Nobel Prize Awarded To Scientists Who Identified The Brain’s “GPS System”
How does our brain know where we are? How do we navigate from place to place? These are questions that have plagued the minds of philosophers and scientists for hundreds of years. So much so, in fact, that the three scientists who helped unravel these mysteries have just won one of the world’s most prestigious awards for intellectual achievement: the Nobel Prize for physiology and medicine.
British-American neuroscientist John O’Keefe, based at University College London, was the first of the three to begin identifying components of our brain’s internal GPS system. Back in 1971, after examining the brains of rats, he discovered a set of cells located in a region called the hippocampus that always became activated when the animal was in a particular place. He then found that another bunch of neurons started firing when the rat entered a different area. He was then able to demonstrate that these cells, which he dubbed “place cells,” were not merely registering visual information, but were actually building up a map of the area. This idea was initially poorly received by the scientific community, and many believed he was neglecting other important senses such as smell.

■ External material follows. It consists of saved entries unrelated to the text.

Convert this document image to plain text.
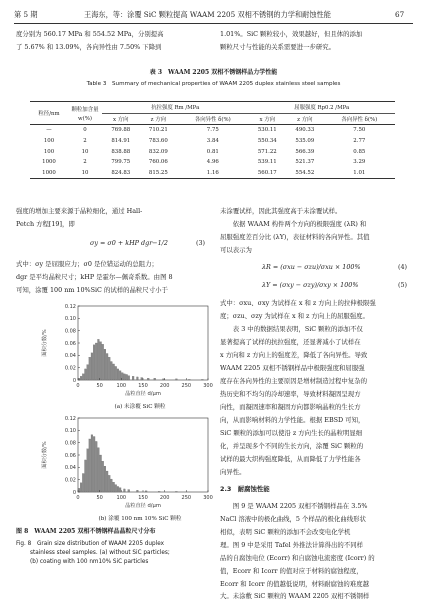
第 5 期	王海东，等：涂覆 SiC 颗粒提高 WAAM 2205 双相不锈钢的力学和耐蚀性能	67
度分别为 560.17 MPa 和 554.52 MPa，分别提高
了 5.67% 和 13.09%，各向异性由 7.50% 下降到
1.01%。SiC 颗粒较小，效果越好，但且体的添加
颗粒尺寸与性能的关系需要进一步研究。
表 3　WAAM 2205 双相不锈钢样品力学性能
Table 3　Summary of mechanical properties of WAAM 2205 duplex stainless steel samples
粒径/nm	颗粒加含量	抗拉强度 Rm /MPa			屈服强度 Rp0.2 /MPa		
	w(%)	x 方向	z 方向	各向异性 δ(%)	x 方向	z 方向	各向异性 δ(%)
—	0	769.88	710.21	7.75	530.11	490.33	7.50
100	2	814.91	783.60	3.84	550.34	535.09	2.77
100	10	838.88	832.09	0.81	571.22	566.39	0.85
1000	2	799.75	760.06	4.96	539.11	521.37	3.29
1000	10	824.83	815.25	1.16	560.17	554.52	1.01
强度的增加主要来源于晶粒细化，通过 Hall-
Petch 方程[19]，即
σy = σ0 + kHP dgr−1/2	(3)
式中：σy 是屈服应力；σ0 是位错运动的总阻力；
dgr 是平均晶粒尺寸；kHP 是霍尔—佩奇系数。由图 8
可知，涂覆 100 nm 10%SiC 的试样的晶粒尺寸小于
0	50	100 150 200 250 300
0
0.02
0.04
0.06
0.08
0.10
0.12
晶粒直径 d/μm
面积分数/%
(a) 未涂覆 SiC 颗粒
0	50	100 150 200 250 300
0
0.02
0.04
0.06
0.08
0.10
0.12
晶粒直径 d/μm
面积分数/%
(b) 涂覆 100 nm 10% SiC 颗粒
图 8　WAAM 2205 双相不锈钢样品晶粒尺寸分布
Fig. 8　Grain size distribution of WAAM 2205 duplex
stainless steel samples. (a) without SiC particles;
(b) coating with 100 nm10% SiC particles
未涂覆试样，因此其强度高于未涂覆试样。
　　依据 WAAM 构件两个方向的极限强度 (λR) 和
屈服强度差百分比 (λY)，表征材料的各向异性。其值
可以表示为
λR = (σxu − σzu)/σxu × 100%	(4)
λY = (σxy − σzy)/σxy × 100%	(5)
式中：σxu、σxy 为试样在 x 和 z 方向上的拉伸极限强
度；σzu、σzy 为试样在 x 和 z 方向上的屈服强度。
　　表 3 中的数据结果表明，SiC 颗粒的添加不仅
显著提高了试样的抗拉强度，还显著减小了试样在
x 方向和 z 方向上的强度差，降低了各向异性。导致
WAAM 2205 双相不锈钢样品中极限强度和屈服强
度存在各向异性的主要原因是增材制造过程中复杂的
热历史和不均匀的冷却速率，导致材料凝固呈现方
向性，而凝固速率和凝固方向都影响晶粒的生长方
向，从而影响材料的力学性能。根据 EBSD 可知，
SiC 颗粒的添加可以使沿 z 方向生长的晶粒明显细
化，并呈现多个不同的生长方向，涂覆 SiC 颗粒的
试样的最大织构强度降低，从而降低了力学性能各
向异性。
2.3　耐腐蚀性能
　　图 9 是 WAAM 2205 双相不锈钢样品在 3.5%
NaCl 溶液中的极化曲线，5 个样品的极化曲线形状
相似，表明 SiC 颗粒的添加不会改变电化学机
理。图 9 中是采用 Tafel 外推法计算得出的不同样
品的自腐蚀电位 (Ecorr) 和自腐蚀电流密度 (Icorr) 的
值，Ecorr 和 Icorr 的值对应于材料的腐蚀程度，
Ecorr 和 Icorr 的值越低说明，材料耐腐蚀的难度越
大。未涂敷 SiC 颗粒的 WAAM 2205 双相不锈钢样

“I remember how great was the scoffing in the early 1970s when John first described these ‘place cells’” recalls Oxford University physiologist John Stein. “Now, like so many ideas that were first highly controversial, people say: ‘Well, that’s obvious!’”
The next pieces of the puzzle were revealed more than three decades later by a Norwegian husband and wife team, May-Britt and Edvard Moser, who have been working at the Norwegian University of Science and Technology, Trondheim. The pair actually completed a short research stint with O’Keefe back in 1995 shortly after they graduated, where they learned how to take electrical recordings of place cells.
The duo later identified a different set of brain cells located in the entorhinal cortex, which they coined “grid cells,” that generate a coordinate system, somewhat like lines of longitude and latitude. Just like place cells, these cells became activated every time a rat went to a particular location, but each cell was found to have multiple firing locations which formed a bizarrely precise hexagonal grid. These particular cells allowed the animal to navigate and achieve precise positioning.
More recent work has provided evidence that these two types of brain cells are not exclusive to rats and exist in humans also. For example, the brains of Alzheimer’s patients show a loss of cells in both the hippocampus and the entorhinal cortex fairly early on, and it is common for sufferers to lose their way and fail to recognize familiar environments. These discoveries will therefore hopefully help scientists understand more about diseases such as this.
“The discovery of the brain’s positioning system represents a paradigm shift in our understanding of how ensembles of specialized cells work together to execute higher cognitive functions,” said the Nobel committee. “It has opened new avenues for understanding other cognitive processes, such as memory, thinking and planning.”